Uchenna Ajoku, Michael G. Johnson, Greg McIntosh, Ken Thomas, Christopher S. Bailey, Hamilton Hall, Charles G. Fisher, Neil Manson, Y. Raja Rampersaud, Nicolas Dea, Sean Christie, Edward Abraham, Michael H. Weber, Raphaele Charest-Morin, Najmedden Attabib, André le Roux, Philippe Phan, Jerome Paquet, Peter Lewkonia, Michael Goytan


October 2023, Volume 32, Issue 10, pp 3583 - 3590 Original Article Read Full Article 10.1007/s00586-023-07882-3

First Online: 18 August 2023

Study design

An ambispective review of consecutive cervical spine surgery patients enrolled in the Canadian Spine Outcomes and Research Network (CSORN) between January 2015 and September 2019.

Purpose

To compare complication rates of degenerative cervical spine surgery over time between older (> 65) and younger age groups (< 65).

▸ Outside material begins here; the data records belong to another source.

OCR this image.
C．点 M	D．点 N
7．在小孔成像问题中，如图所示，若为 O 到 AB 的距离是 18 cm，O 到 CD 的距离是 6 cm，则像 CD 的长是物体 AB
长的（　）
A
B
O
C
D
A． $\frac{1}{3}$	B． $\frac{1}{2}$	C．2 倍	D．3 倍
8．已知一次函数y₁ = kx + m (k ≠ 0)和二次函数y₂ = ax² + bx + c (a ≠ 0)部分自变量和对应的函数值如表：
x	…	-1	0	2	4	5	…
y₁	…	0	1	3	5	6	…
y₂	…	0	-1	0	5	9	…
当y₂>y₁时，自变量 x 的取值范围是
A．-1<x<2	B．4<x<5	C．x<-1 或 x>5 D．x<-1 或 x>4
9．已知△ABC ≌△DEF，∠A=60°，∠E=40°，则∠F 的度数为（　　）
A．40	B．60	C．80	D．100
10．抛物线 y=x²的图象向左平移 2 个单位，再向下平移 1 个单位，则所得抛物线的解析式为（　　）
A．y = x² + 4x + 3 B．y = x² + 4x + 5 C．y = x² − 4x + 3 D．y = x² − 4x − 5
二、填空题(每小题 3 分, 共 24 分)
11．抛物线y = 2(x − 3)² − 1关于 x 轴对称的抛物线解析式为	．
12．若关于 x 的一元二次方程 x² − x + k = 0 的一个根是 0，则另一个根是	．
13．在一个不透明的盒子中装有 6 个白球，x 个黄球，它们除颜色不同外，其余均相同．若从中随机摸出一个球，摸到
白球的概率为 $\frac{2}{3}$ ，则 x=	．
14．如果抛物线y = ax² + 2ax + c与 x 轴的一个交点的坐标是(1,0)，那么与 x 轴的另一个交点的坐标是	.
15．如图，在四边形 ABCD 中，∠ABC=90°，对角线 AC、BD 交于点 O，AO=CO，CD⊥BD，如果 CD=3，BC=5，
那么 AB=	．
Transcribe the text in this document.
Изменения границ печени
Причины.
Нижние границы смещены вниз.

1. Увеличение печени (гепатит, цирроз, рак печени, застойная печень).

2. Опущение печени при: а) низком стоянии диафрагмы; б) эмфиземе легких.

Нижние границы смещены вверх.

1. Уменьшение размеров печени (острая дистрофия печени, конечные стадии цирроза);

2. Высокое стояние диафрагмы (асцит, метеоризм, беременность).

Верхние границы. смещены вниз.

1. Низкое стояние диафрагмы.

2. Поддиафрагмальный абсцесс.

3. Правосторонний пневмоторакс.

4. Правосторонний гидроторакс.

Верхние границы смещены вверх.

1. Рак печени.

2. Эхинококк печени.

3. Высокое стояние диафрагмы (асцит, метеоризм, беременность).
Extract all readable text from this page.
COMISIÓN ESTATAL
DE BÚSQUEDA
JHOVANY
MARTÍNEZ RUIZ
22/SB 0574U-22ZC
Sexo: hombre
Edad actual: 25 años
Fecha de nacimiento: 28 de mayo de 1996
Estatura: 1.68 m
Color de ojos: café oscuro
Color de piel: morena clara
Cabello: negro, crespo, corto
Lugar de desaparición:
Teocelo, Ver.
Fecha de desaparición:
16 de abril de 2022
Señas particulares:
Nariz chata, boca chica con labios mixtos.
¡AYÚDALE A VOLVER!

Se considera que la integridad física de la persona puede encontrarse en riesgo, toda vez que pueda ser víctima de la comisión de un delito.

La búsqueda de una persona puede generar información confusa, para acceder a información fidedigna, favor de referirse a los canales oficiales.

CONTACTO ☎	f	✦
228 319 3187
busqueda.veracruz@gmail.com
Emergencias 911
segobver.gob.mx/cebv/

Summary of background data

More elderly people are having spinal surgery. Few studies have examined the temporal nature of complications of cervical spine surgery by patient age groups.

Methods

Adverse events were collected prospectively using adverse event forms. Binary logistic regression analysis was utilized to assess associations between risk modifiers and adverse events at the intra-, peri-operative and 3 months post-surgery.

Results

Of the 761 patients studied (age < 65, n = 581 (76.3%) and 65 + n = 180 (23.7%), the intra-op adverse events were not significantly different; < 65 = 19 (3.3%) vs 65 +  = 11 (6.1%), p < 0.087. Peri-operatively, the < 65 group had significantly lower percentage of adverse events (65yrs (11.2%) vs. 65 +  = (26.1%), p < 0.001). There were no differences in rates of adverse events at 3 months post-surgery (< 65 = 39 (6.7%) vs. 65 +  = 12 (6.7%), p < 0.983). Less blood loss (OR = 0.99, p < 0.010) and shorter length of hospital stay (OR = 0.97, p < 0.025) were associated with not having intra-op adverse events. Peri-operatively, > 1 operated level (OR = 1.77, p < 0.041), shorter length of hospital stay (OR = 0.86, p < 0.001) and being younger than 65 years (OR = 2.11, p < 0.006) were associated with not having adverse events.

Conclusion

Following degenerative cervical spine surgery, the older and younger age groups had significantly different complication rates at peri-operative time points, and the intra-operative and 3-month post-operative complication rates were similar in the groups.